Aber noch während sie sich diesen Gedanken hingab, hörte sie schon, wie das Notfallteam mit der Liege den Gang von der Krankenwageneinfahrt her angerollt kam.

Sie warf nur einen oberflächlichen Blick auf die Patientin, als sie an ihr vorbeigerollt wurde. Sie konzentrierte sich darauf, was der Kollege Notarzt über ihren Status zu berichten hatte. Währenddessen übernahm im Hintergrund ihr medizinisches Personal die Ankunft der Liege. Aus dem Augenwinkel nahm sie wahr, dass alles seinen üblichen Gang ging. Sie würde auch das hier schaffen. Noch dreieinhalb Stunden bis zur Freiheit.

Der Kollege verabschiedete sich sehr schnell, da ein neuer Einsatz reinkam.

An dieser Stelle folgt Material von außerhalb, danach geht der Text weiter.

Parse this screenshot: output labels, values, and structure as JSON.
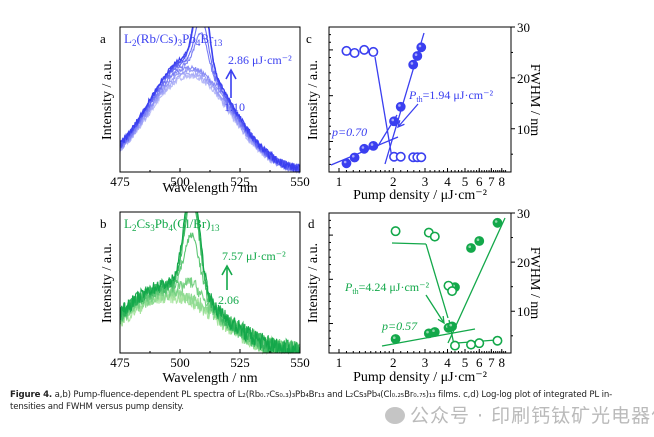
{
  "colors": {
    "blue": "#3a3ff0",
    "blue_light": "#b9bcf8",
    "green": "#13a84a",
    "green_light": "#a8e5a0",
    "axis": "#000000"
  },
  "chart_data": [
    {
      "panel": "a",
      "type": "line",
      "title": "L2(Rb/Cs)3Pb4Br13",
      "title_parts": [
        "L",
        "2",
        "(Rb/Cs)",
        "3",
        "Pb",
        "4",
        "Br",
        "13"
      ],
      "xlabel": "Wavelength / nm",
      "ylabel": "Intensity / a.u.",
      "xlim": [
        475,
        550
      ],
      "xticks": [
        475,
        500,
        525,
        550
      ],
      "annotation_high": "2.86 μJ·cm⁻²",
      "annotation_low": "1.10",
      "series": [
        {
          "fluence": 1.1,
          "broad_amp": 0.66,
          "peak_amp": 0.0
        },
        {
          "fluence": 1.22,
          "broad_amp": 0.68,
          "peak_amp": 0.0
        },
        {
          "fluence": 1.38,
          "broad_amp": 0.7,
          "peak_amp": 0.0
        },
        {
          "fluence": 1.55,
          "broad_amp": 0.72,
          "peak_amp": 0.0
        },
        {
          "fluence": 2.02,
          "broad_amp": 0.74,
          "peak_amp": 0.25
        },
        {
          "fluence": 2.2,
          "broad_amp": 0.76,
          "peak_amp": 0.34
        },
        {
          "fluence": 2.58,
          "broad_amp": 0.78,
          "peak_amp": 0.56
        },
        {
          "fluence": 2.72,
          "broad_amp": 0.79,
          "peak_amp": 0.58
        },
        {
          "fluence": 2.86,
          "broad_amp": 0.8,
          "peak_amp": 0.6
        }
      ],
      "broad_center_nm": 504,
      "broad_width_nm": 17,
      "peak_center_nm": 509,
      "peak_width_nm": 2.6
    },
    {
      "panel": "b",
      "type": "line",
      "title": "L2Cs3Pb4(Cl/Br)13",
      "title_parts": [
        "L",
        "2",
        "Cs",
        "3",
        "Pb",
        "4",
        "(Cl/Br)",
        "13"
      ],
      "xlabel": "Wavelength / nm",
      "ylabel": "Intensity / a.u.",
      "xlim": [
        475,
        550
      ],
      "xticks": [
        475,
        500,
        525,
        550
      ],
      "annotation_high": "7.57 μJ·cm⁻²",
      "annotation_low": "2.06",
      "series": [
        {
          "fluence": 2.06,
          "broad_amp": 0.4,
          "peak_amp": 0.0
        },
        {
          "fluence": 3.15,
          "broad_amp": 0.42,
          "peak_amp": 0.0
        },
        {
          "fluence": 4.24,
          "broad_amp": 0.44,
          "peak_amp": 0.1
        },
        {
          "fluence": 4.4,
          "broad_amp": 0.46,
          "peak_amp": 0.42
        },
        {
          "fluence": 5.4,
          "broad_amp": 0.47,
          "peak_amp": 0.66
        },
        {
          "fluence": 6.0,
          "broad_amp": 0.48,
          "peak_amp": 0.72
        },
        {
          "fluence": 7.57,
          "broad_amp": 0.49,
          "peak_amp": 0.78
        }
      ],
      "broad_center_nm": 496,
      "broad_width_nm": 20,
      "peak_center_nm": 505,
      "peak_width_nm": 3.2
    },
    {
      "panel": "c",
      "type": "scatter",
      "xscale": "log",
      "xlabel": "Pump density / μJ·cm⁻²",
      "ylabel_left": "Intensity / a.u.",
      "ylabel_right": "FWHM / nm",
      "xlim": [
        0.88,
        9.0
      ],
      "xticks": [
        1,
        2,
        3,
        4,
        5,
        6,
        7,
        8
      ],
      "ylim_right": [
        1.5,
        30
      ],
      "yticks_right": [
        10,
        20,
        30
      ],
      "ylim_left_log": [
        0,
        1
      ],
      "intensity_points": {
        "x": [
          1.1,
          1.22,
          1.38,
          1.55,
          2.02,
          2.2,
          2.58,
          2.72,
          2.86
        ],
        "y_rel": [
          0.06,
          0.1,
          0.16,
          0.18,
          0.35,
          0.45,
          0.74,
          0.8,
          0.86
        ]
      },
      "fwhm_points": {
        "x": [
          1.1,
          1.22,
          1.38,
          1.55,
          2.02,
          2.2,
          2.58,
          2.72,
          2.86
        ],
        "y": [
          25.3,
          24.9,
          25.5,
          25.1,
          4.5,
          4.5,
          4.4,
          4.4,
          4.4
        ]
      },
      "p_label": "p=0.70",
      "pth_label_prefix": "P",
      "pth_label_sub": "th",
      "pth_label_value": "=1.94 μJ·cm⁻²",
      "threshold": 1.94
    },
    {
      "panel": "d",
      "type": "scatter",
      "xscale": "log",
      "xlabel": "Pump density / μJ·cm⁻²",
      "ylabel_left": "Intensity / a.u.",
      "ylabel_right": "FWHM / nm",
      "xlim": [
        0.88,
        9.0
      ],
      "xticks": [
        1,
        2,
        3,
        4,
        5,
        6,
        7,
        8
      ],
      "ylim_right": [
        1.5,
        30
      ],
      "yticks_right": [
        10,
        20,
        30
      ],
      "intensity_points": {
        "x": [
          2.06,
          3.15,
          3.4,
          4.05,
          4.24,
          4.4,
          5.4,
          6.0,
          7.57
        ],
        "y_rel": [
          0.1,
          0.14,
          0.15,
          0.18,
          0.19,
          0.47,
          0.75,
          0.8,
          0.93
        ]
      },
      "fwhm_points": {
        "x": [
          2.06,
          3.15,
          3.4,
          4.05,
          4.24,
          4.4,
          5.4,
          6.0,
          7.57
        ],
        "y": [
          26.3,
          26.0,
          25.2,
          15.2,
          14.1,
          3.0,
          3.2,
          3.5,
          4.0
        ]
      },
      "p_label": "p=0.57",
      "pth_label_prefix": "P",
      "pth_label_sub": "th",
      "pth_label_value": "=4.24 μJ·cm⁻²",
      "threshold": 4.24
    }
  ],
  "panel_letters": [
    "a",
    "b",
    "c",
    "d"
  ],
  "caption": {
    "label": "Figure 4.",
    "part1": " a,b) Pump-fluence-dependent PL spectra of L₂(Rb₀.₇Cs₀.₃)₃Pb₄Br₁₃ and L₂Cs₃Pb₄(Cl₀.₂₅Br₀.₇₅)₁₃ films. c,d) Log-log plot of integrated PL in-",
    "part2": "tensities and FWHM versus pump density."
  },
  "watermark": "公众号 · 印刷钙钛矿光电器件"
}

Willa ordnete zuallererst Röntgenaufnahmen und Ultraschall an. Bevor sie nicht wusste, was Sache war, konnte sie gar nichts tun. Die Patientin war stabil, hatte ausreichend Schmerzmittel bekommen, so weit so gut. Und kein Alkohol weit und breit. Das war doch schon mal ein positives Zeichen.

Während die Untersuchungen liefen, übernahm sie zwei weitere Fälle von Georg und kam dann erst ins Behandlungszimmer, als die Patientin schon auf sie wartete. Zwischendrin hatte sie im Vorbeiflug die Kurzinfo erhalten, dass sowohl beim Röntgen als auch im Ultraschall völlige Entwarnung gegeben worden war. Nicht weiter tragisch also, dass sie nicht sofort zur Stelle war. Und sie wusste ja vom Kollegen, was er der Feuerwehrfrau für die Fahrt an Schmerzmitteln gegeben hatte. Absolut ausreichend für einige Stunden.

Jetzt also Freiwillige Feuerwehr Weiler. Willa wappnete sich für das Schlimmste. Zu ihrem Erstaunen fand sie einen leeren Behandlungsraum vor und nicht die versammelte Mannschaft wie erwartet. Lediglich zwei Frauen – die eine auf der Behandlungsliege, die andere daneben sitzend auf einem Stuhl. Schon wieder ein Punkt, der positiv zu bewerten war.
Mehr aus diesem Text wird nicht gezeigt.